Justiça prorroga por mais 30 dias prisão de cantor suspeito de matar dentista em Araras, SP

João Vitor Malachias foi preso em Ribeirão Preto, em 8 de outubro, quando tentava ir para Goiás, após fugir de perseguição policial. Vítima tinha medida protetiva e foi morta em setembro.

Foi prorrogada por mais 30 dias a prisão temporária do cantor sertanejo João Vitor Malachias, de 40 anos, suspeito do assassinato da dentista Bruna Angleri, também 40 anos, em Araras (SP). O pedido foi feito pela Polícia Civil de Araras.
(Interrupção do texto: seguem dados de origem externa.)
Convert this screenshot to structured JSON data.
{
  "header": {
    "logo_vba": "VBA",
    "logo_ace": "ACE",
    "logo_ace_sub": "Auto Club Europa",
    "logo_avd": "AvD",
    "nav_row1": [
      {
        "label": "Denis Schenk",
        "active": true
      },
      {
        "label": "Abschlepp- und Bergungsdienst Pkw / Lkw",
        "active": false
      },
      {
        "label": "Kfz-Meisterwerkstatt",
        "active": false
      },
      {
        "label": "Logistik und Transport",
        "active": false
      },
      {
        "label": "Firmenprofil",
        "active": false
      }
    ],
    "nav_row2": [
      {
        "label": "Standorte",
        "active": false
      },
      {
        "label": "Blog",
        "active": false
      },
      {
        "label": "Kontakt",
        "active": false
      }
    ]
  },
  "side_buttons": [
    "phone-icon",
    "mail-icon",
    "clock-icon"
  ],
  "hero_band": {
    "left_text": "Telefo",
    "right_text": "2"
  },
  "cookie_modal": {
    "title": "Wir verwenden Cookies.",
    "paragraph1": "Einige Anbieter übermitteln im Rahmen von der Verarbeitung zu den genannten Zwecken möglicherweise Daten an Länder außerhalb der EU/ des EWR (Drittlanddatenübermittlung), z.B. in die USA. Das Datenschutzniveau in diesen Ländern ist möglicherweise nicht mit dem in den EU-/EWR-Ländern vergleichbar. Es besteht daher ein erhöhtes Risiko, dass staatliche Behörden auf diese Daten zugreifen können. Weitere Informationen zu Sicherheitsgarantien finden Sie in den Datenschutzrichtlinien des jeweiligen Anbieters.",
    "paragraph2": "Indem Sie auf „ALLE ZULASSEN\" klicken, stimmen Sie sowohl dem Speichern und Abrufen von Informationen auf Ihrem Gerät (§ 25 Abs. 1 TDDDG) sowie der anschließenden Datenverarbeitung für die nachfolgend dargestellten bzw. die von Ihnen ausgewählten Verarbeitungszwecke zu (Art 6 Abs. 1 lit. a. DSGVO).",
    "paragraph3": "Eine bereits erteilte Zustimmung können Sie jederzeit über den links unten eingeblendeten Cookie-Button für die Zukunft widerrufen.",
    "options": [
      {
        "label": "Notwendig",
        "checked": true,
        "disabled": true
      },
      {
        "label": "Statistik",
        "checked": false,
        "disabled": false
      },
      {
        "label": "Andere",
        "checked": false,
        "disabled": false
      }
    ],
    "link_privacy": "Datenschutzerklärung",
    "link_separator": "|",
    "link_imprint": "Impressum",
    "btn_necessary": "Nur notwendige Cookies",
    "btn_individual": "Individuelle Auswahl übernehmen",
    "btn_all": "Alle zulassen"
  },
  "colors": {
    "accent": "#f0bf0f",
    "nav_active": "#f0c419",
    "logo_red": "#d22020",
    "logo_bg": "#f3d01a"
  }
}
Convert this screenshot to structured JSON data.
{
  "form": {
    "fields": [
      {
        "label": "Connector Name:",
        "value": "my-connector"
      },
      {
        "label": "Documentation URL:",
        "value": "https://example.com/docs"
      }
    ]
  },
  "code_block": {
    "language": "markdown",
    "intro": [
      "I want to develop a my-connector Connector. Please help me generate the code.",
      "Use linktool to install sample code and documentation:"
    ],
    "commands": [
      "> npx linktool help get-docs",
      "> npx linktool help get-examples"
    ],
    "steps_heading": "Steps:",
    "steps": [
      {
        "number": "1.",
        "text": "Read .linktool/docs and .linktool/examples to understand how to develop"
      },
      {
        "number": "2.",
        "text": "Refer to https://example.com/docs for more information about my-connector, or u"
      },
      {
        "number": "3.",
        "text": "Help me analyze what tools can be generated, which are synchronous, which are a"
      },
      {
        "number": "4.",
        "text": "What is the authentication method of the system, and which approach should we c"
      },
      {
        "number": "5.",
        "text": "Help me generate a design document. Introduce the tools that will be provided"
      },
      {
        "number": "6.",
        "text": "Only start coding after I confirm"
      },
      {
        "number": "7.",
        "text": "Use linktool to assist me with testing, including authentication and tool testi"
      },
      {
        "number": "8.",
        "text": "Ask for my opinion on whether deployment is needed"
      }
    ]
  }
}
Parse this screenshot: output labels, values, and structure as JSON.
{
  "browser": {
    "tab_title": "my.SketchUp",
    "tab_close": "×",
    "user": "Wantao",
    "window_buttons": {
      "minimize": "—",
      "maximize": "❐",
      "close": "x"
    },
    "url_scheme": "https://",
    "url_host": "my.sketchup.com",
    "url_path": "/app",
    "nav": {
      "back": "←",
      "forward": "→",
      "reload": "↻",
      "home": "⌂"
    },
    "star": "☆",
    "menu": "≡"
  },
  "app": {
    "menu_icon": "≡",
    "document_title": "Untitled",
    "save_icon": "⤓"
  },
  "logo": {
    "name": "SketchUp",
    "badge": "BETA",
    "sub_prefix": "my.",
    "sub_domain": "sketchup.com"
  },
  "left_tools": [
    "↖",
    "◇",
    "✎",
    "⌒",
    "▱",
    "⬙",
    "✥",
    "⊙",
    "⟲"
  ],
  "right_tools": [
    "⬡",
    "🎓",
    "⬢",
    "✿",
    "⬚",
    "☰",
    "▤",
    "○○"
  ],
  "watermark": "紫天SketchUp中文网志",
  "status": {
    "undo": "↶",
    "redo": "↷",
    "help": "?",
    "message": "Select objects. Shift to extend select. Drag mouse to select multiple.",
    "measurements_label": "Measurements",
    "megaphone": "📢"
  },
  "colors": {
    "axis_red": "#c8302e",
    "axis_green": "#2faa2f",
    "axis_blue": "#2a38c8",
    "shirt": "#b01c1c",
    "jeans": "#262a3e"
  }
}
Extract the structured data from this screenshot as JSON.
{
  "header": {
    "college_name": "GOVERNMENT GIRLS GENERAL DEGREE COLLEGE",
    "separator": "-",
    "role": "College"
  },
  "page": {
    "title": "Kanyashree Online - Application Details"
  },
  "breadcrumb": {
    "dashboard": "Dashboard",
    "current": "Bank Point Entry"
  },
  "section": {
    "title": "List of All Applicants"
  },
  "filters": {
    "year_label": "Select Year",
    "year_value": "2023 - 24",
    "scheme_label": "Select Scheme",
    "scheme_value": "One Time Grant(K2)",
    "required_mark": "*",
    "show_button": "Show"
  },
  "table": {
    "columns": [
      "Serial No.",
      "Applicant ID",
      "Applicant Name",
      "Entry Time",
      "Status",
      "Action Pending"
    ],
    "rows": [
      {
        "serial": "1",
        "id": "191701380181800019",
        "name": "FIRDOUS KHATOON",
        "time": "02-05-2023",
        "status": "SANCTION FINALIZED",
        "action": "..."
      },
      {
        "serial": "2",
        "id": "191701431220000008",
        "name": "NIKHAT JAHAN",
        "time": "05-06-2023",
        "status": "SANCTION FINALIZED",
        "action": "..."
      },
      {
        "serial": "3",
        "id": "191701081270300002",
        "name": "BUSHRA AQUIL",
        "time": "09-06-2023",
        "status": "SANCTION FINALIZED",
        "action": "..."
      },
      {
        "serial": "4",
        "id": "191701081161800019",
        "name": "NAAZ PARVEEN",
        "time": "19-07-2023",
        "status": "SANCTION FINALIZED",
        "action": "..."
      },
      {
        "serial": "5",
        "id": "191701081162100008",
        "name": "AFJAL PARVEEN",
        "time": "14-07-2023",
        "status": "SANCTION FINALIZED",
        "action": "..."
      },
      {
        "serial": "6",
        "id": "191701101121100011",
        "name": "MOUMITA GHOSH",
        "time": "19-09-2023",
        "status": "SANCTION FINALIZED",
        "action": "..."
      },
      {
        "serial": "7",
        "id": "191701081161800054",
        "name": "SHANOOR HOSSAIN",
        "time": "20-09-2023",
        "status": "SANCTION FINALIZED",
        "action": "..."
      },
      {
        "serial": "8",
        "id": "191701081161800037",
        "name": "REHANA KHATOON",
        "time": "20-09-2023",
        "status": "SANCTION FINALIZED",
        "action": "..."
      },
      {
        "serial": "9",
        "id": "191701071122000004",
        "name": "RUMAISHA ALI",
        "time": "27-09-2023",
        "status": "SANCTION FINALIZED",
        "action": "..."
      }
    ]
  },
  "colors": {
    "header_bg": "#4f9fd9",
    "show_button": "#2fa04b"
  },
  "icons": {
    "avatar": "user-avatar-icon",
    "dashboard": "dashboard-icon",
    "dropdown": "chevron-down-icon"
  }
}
Malachias foi preso na noite de 8 de outubro, em Ribeirão Preto (SP), quando, segundo a Polícia Civil, tentava fugir para Goiás. Ele já tinha um mandado de prisão temporária expedido desde 6 de novembro.

O caso é investigado sob segredo de Justiça. Nossa reportagem entrou em contato com o advogado que fazia a defesa do cantor e foi informado que ele não representava mais Malachias. A nova defesa não foi localizada.

Perseguição policial

Antes de ser preso, Malachias fugiu de uma perseguição policial na rodovia Anhanguera (SP-310), no mesmo dia em que a prisão temporária foi decretada.

Ao saber que Malachias trafegava pela rodovia, a Polícia Militar tentou prendê-lo no pedágio de São Simão, mas o cantor não obedeceu a ordem de parada, depois abandonou o carro na rodovia e fugiu por um canavial na altura de Cravinhos.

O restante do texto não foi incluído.